Grève de la faim, automutilation, suicide, décès

Mise en ligne : 26 avril 2002

Texte de l'article :

Que doit faire le directeur de prison quand un détenu entame une grève de la faim ?

Dès qu’un refus de s’alimenter est déclaré par un détenu ou constaté par le personnel de surveillance, le chef d’établissement doit s’assurer de la préservation de la santé du détenu. Il doit immédiatement déclarer au personnel de l’Unité de Consultations et de Soins Ambulatoires (UCSA) la volonté d’un détenu de ne plus s’alimenter et veiller à ce qu’un suivi soit assuré au détenu, notamment pour « contrôler l’authenticité de la démarche ».

Quand le refus de nourriture se prolonge au-delà de 48 heures, le chef d’établissement doit en informer les autorités judiciaires ou administratives concernées. Si l’auteur de la grève de la faim est un prévenu, le magistrat chargé du dossier et le procureur de la République doivent être avertis. S’il s’agit d’un condamné, le juge de l’application des peines et le procureur seront les personnes à prévenir, ainsi que le préfet si le détenu est un étranger en situation irrégulière.

Le directeur de prison est tenu d’avertir la direction centrale de l’administration pénitentiaire du cas des détenus dont le refus de se nourrir dure depuis plus de sept jours consécutifs ou depuis plus de 48 heures quand s’y ajoute une grève de la soif

Circulaire DAP 86-24 G1 du 13 octobre 1986, circulaire JUSE9840065C du 14 décembre 1998, note DAP du 22 mars 1994 sur le refus d’aliments solides et liquides


Le chef d’établissement peut-il placer un détenu en grève de la faim en cellule d’isolement ?
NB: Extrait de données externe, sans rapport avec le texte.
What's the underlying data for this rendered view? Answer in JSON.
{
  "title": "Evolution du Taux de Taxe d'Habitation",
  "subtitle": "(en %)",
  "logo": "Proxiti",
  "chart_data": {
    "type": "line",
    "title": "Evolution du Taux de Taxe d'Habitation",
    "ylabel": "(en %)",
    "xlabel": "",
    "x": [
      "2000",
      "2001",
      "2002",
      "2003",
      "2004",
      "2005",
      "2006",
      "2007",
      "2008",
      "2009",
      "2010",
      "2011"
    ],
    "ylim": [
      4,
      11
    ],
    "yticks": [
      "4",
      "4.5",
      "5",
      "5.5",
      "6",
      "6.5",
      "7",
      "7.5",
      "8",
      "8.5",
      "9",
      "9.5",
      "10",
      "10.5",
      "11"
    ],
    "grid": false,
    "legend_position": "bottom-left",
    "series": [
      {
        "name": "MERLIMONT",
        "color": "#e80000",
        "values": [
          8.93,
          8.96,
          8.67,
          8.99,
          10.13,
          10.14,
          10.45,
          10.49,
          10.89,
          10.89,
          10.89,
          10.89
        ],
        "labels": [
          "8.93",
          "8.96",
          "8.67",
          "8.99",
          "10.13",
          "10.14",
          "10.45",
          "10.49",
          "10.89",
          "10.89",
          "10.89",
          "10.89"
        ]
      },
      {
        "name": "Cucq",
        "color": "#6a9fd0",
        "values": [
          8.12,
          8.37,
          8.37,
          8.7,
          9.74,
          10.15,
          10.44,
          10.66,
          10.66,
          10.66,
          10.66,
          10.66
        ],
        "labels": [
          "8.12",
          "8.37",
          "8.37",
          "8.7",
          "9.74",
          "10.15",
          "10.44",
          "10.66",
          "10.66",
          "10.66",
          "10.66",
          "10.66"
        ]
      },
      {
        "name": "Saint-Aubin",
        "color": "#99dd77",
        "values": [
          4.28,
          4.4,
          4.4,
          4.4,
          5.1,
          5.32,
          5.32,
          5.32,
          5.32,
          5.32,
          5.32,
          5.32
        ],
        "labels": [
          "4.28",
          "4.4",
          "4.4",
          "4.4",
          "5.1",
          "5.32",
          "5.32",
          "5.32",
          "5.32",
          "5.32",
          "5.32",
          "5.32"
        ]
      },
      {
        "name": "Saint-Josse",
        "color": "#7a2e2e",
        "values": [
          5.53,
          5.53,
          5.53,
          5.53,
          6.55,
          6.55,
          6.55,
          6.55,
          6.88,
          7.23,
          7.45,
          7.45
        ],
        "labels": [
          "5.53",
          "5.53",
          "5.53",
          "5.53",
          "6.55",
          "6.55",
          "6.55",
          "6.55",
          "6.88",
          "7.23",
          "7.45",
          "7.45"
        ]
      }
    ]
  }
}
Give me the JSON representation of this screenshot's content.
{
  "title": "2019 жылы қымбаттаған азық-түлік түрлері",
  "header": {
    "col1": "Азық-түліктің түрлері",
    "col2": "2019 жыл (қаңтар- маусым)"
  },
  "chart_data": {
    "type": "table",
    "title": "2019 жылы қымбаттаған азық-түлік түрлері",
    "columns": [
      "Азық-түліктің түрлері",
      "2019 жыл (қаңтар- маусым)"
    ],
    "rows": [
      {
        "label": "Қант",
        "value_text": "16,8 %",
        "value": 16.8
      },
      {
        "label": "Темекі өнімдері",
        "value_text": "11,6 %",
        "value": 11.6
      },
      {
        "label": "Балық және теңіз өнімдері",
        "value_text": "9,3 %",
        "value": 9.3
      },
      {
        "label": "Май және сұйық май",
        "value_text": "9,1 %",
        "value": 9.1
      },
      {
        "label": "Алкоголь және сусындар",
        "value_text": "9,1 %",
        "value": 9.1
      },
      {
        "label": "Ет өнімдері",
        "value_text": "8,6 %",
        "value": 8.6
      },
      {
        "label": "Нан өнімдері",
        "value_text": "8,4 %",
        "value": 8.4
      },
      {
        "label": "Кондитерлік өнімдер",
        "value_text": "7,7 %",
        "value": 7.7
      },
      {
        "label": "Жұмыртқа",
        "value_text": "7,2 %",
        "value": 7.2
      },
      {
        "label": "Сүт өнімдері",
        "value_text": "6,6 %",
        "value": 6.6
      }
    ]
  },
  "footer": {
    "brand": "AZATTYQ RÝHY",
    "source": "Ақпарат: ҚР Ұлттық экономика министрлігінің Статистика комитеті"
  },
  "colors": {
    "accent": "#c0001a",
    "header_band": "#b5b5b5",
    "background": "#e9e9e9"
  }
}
Le détenu qui entame une grève de la faim doit être maintenu en cellule ordinaire, sauf pour des raisons tenant à l’ordre et la sécurité de l’établissement. Par exemple, en cas de risque de soutien au détenu gréviste de la faim ou de mouvement collectif, le chef d’établissement peut décider de placer le détenu au quartier d’isolement.

Dans certains établissements, une ancienne réglementation qui laisse au chef d’établissement la liberté de placer à l’isolement un gréviste de la faim en fonction de sa personnalité ou de son état de santé semble encore pratiquée. Pourtant, seuls les motifs de sécurité peuvent désormais le justifier.

Article D.280 du Code de procédure pénale, circulaire DAP 86-24 G1 du 13 octobre 1986, circulaire JUSE9840065Csur le placement à l’isolement du 14 décembre 1998



Le chef d’établissement peut-il contraindre un détenu à s’alimenter ?

Si le détenu se livre à une grève de la faim prolongée, il ne peut subir un quelconque traitement sans son consentement. Un traitement ne peut lui être imposé que si son état de santé s’altère gravement et seulement sur décision et sous surveillance médicales, le chef d’établissement pénitentiaire n’intervenant pas dans la décision.

L’article 36 du Code de déontologie médicale précise que « le consentement de la personne examinée ou soignée doit être recherché dans tous les cas. Lorsque le malade, en l’état d’exprimer sa volonté, refuse les investigations ou le traitement proposés, le médecin doit respecter ce refus après avoir informé le malade de ses conséquences ». Le médecin assurant le suivi du gréviste de la faim ne pourra donc imposer un traitement au patient que si l’état de santé de ce dernier ne lui permet plus d’exprimer sa volonté. Le traitement médical en cas de danger grave pour la santé du détenu consiste essentiellement en des perfusions intraveineuses et une vitaminothérapie (vitamine B1 particulièrement).

Article D.364 du Code procédure pénale


Que doit faire le chef d’établissement en cas d’automutilation ?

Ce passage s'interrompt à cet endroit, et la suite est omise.